The bargain they reach is puzzling. He will parade her through the ton as his mistress in name only, masked, until such time that he chooses to reveal she is, in fact, the dead heiress raised from the grave, proven to be a liar, a thief, and ruined just as she ruined his life. And still she places conditions on telling the truth - if he treats her like a whore, she says, he'll pay her like one - £10 for a visit to the dressmaker, and on and on. Temple tells her she owes him the truth. He has no idea if they were intimate, if he hurt her, if she became pregnant, or if one of the boys at the orphanage is his son. But Mara coldly refuses, telling him:

 

"We negotiated the terms of our agreement, Your Grace. You get your vengeance, and I get my money. If you would like the truth, I am happy to discuss its cost."

 

There's a point in which she becomes enraged when Temple actually calls her a whore. But why the outrage? It's not like she didn't refer to herself as such, and she is placing a monetary value on every bit of information she gives him and every moment spent in his company. Her actions afterward are really hard for me to understand and result in a bloody almost deadly confrontation between Temple and Kit, Mara's worthless brother. And there's the expected "death bed deal" in which she promises to tell all if only Temple pulls through.

 

Then there's Temple, aka William Harrow, aka the "Killer Duke" and his weird I-hate-Mara-but-I-want-to-kiss-her-senseless seesaw almost from the start. Why was he intrigued by Mara? I understood his anger with her completely, but then he is sidetracked by her remarkable eyes or auburn hair or long legs. It was nonsensical to see how quickly that anger turned to lust and to love because she was just playing a game still, jockeying for power and control in a situation that was all wrong for power struggles. Was it supposed to make her look assertive and bold and fearless to continually withhold the truth from Temple? It didn't. It made her appear cold, calculating, and cruel. Temple doesn't trust her and with good reason, because even after she is fully aware of how her actions affected his life, she threatens to run and hide again several times, taking the truth of that night with her. She practically charges him for conversation. She has no remorse and offers no apology.
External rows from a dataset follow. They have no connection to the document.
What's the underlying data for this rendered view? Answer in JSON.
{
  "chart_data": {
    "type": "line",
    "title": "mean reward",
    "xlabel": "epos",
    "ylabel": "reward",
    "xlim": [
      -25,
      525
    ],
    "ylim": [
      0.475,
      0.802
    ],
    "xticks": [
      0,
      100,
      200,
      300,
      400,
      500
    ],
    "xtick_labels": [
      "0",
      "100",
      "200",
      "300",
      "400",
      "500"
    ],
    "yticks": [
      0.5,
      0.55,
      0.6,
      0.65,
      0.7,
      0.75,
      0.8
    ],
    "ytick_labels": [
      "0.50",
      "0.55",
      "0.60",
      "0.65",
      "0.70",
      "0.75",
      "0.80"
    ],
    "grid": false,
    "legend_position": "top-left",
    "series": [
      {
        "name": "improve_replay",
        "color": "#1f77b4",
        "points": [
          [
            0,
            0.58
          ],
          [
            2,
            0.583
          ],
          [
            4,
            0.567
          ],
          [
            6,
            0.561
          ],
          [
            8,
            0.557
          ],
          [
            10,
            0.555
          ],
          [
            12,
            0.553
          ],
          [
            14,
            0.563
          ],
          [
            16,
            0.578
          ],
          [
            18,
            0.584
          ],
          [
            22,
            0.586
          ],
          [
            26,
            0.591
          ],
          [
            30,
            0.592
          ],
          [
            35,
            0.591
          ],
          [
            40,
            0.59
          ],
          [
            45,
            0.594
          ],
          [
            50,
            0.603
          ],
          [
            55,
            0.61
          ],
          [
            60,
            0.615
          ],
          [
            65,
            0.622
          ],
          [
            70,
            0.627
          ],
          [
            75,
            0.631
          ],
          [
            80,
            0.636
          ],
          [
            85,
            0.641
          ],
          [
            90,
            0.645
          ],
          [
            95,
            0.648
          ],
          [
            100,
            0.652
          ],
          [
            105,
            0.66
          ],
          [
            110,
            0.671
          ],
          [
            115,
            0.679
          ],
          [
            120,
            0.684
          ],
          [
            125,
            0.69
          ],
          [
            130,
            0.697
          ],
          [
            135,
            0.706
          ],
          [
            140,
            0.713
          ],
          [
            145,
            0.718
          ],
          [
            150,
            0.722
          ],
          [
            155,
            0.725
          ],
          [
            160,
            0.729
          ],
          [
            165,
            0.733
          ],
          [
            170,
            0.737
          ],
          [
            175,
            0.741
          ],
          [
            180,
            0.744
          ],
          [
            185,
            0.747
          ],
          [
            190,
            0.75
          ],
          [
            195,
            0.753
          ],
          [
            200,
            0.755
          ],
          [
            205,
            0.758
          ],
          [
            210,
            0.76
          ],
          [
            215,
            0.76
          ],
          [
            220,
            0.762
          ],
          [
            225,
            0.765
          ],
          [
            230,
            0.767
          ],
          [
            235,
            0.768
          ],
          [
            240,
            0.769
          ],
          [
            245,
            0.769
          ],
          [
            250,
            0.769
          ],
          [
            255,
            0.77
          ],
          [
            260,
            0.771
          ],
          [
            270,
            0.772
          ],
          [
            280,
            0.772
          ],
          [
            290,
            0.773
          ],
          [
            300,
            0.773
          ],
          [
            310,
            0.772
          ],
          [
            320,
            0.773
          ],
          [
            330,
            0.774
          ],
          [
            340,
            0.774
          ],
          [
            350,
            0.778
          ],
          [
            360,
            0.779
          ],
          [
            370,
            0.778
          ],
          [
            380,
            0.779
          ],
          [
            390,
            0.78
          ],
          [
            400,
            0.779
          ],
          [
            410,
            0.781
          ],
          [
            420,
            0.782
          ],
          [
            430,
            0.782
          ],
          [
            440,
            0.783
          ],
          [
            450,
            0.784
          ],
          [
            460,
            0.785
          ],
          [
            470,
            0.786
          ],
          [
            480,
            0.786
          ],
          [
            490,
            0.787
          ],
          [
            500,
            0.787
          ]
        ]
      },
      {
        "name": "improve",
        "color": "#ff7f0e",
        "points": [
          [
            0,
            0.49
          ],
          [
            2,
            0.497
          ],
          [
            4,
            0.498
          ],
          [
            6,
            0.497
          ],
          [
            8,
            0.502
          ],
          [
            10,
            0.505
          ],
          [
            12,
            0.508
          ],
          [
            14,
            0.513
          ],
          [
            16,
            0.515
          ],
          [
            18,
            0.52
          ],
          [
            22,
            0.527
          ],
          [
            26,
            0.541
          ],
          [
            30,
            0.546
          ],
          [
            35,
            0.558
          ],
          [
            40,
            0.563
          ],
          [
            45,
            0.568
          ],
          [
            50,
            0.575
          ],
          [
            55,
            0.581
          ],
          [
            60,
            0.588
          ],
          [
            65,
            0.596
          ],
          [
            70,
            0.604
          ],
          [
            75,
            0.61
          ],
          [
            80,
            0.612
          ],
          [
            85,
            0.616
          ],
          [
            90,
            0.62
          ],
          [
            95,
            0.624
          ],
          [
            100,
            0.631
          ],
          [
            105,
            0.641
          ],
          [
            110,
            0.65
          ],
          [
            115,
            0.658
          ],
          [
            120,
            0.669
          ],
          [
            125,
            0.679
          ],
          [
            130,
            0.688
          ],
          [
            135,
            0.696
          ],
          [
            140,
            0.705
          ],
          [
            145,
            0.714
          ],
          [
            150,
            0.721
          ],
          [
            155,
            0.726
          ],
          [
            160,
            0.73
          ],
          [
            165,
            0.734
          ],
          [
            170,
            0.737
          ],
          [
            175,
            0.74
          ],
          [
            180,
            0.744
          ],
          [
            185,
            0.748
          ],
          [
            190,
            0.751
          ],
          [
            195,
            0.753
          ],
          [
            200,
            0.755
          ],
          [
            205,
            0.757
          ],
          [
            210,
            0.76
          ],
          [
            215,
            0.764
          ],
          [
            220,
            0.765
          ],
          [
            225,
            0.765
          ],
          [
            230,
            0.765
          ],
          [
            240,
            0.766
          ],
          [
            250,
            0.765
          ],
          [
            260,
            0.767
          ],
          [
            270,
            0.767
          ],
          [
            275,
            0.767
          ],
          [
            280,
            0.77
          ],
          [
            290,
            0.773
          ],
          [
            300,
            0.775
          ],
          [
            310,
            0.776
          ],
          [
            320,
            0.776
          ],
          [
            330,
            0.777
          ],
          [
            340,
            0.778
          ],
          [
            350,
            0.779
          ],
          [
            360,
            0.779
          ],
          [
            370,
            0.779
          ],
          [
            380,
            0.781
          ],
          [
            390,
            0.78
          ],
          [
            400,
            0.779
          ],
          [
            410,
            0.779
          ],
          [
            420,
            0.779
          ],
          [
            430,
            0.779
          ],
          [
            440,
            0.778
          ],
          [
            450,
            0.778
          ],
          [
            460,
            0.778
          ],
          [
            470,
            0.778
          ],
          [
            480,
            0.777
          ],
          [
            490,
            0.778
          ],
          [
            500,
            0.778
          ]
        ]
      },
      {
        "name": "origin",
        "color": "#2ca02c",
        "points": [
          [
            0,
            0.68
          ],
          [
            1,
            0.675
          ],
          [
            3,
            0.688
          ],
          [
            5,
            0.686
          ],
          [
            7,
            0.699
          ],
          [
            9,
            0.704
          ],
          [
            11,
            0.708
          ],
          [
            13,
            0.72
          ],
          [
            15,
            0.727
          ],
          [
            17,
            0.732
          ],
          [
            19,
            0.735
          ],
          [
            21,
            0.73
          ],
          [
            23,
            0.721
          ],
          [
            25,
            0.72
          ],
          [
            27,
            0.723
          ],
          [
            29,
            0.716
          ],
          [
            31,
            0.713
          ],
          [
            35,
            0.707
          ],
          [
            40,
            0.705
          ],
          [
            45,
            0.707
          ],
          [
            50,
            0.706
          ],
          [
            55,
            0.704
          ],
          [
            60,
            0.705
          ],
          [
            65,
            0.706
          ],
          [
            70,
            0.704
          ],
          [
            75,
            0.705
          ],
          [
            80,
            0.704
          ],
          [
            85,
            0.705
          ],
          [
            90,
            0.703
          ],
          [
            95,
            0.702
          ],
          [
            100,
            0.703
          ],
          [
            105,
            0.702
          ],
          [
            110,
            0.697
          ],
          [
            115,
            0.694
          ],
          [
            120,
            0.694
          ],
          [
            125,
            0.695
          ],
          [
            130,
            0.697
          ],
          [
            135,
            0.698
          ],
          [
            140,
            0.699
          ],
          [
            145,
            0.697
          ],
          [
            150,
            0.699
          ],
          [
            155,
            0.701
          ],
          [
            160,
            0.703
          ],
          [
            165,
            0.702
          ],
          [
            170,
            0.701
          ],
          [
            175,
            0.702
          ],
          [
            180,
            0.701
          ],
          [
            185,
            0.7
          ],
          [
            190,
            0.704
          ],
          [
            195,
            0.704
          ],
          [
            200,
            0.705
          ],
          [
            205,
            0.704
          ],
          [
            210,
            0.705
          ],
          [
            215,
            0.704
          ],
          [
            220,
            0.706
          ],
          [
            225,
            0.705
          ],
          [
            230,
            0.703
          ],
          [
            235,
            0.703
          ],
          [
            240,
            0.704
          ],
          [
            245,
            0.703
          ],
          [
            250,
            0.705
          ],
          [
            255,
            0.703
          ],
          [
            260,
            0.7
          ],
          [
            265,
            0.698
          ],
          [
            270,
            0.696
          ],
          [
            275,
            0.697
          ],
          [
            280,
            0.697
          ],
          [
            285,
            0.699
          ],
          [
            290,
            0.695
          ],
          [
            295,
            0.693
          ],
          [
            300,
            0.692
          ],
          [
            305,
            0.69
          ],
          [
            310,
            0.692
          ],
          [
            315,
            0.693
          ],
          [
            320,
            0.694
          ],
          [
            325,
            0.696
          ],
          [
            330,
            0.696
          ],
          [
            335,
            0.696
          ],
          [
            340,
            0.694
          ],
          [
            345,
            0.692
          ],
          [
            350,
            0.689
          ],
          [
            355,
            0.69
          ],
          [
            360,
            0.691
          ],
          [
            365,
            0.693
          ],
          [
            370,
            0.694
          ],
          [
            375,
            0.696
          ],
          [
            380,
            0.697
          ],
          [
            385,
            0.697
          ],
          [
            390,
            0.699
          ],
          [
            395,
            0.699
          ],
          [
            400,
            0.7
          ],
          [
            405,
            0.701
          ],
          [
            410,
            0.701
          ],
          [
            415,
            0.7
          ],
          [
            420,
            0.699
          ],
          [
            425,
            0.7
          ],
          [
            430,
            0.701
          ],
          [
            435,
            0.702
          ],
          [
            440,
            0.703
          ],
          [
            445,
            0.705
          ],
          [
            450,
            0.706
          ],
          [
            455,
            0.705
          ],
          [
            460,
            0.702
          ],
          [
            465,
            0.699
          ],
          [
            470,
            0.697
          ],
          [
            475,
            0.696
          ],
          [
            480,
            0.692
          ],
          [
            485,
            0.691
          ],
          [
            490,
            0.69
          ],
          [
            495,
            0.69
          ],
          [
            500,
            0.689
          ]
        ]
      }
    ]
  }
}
Yet he admires her, is drawn to her, is attracted to her "strength", and eventually gives up his plan to ruin her. This was puzzling to me.

 

I have enjoyed reading the other books in this series, and Temple was a a story I really looked forward to, but No Good Duke Goes Unpunished fell flat for me. There is a surprising twist at the end in regard to Chase's upcoming story, but I'm not sure I'll be racing to read this as soon as it's released.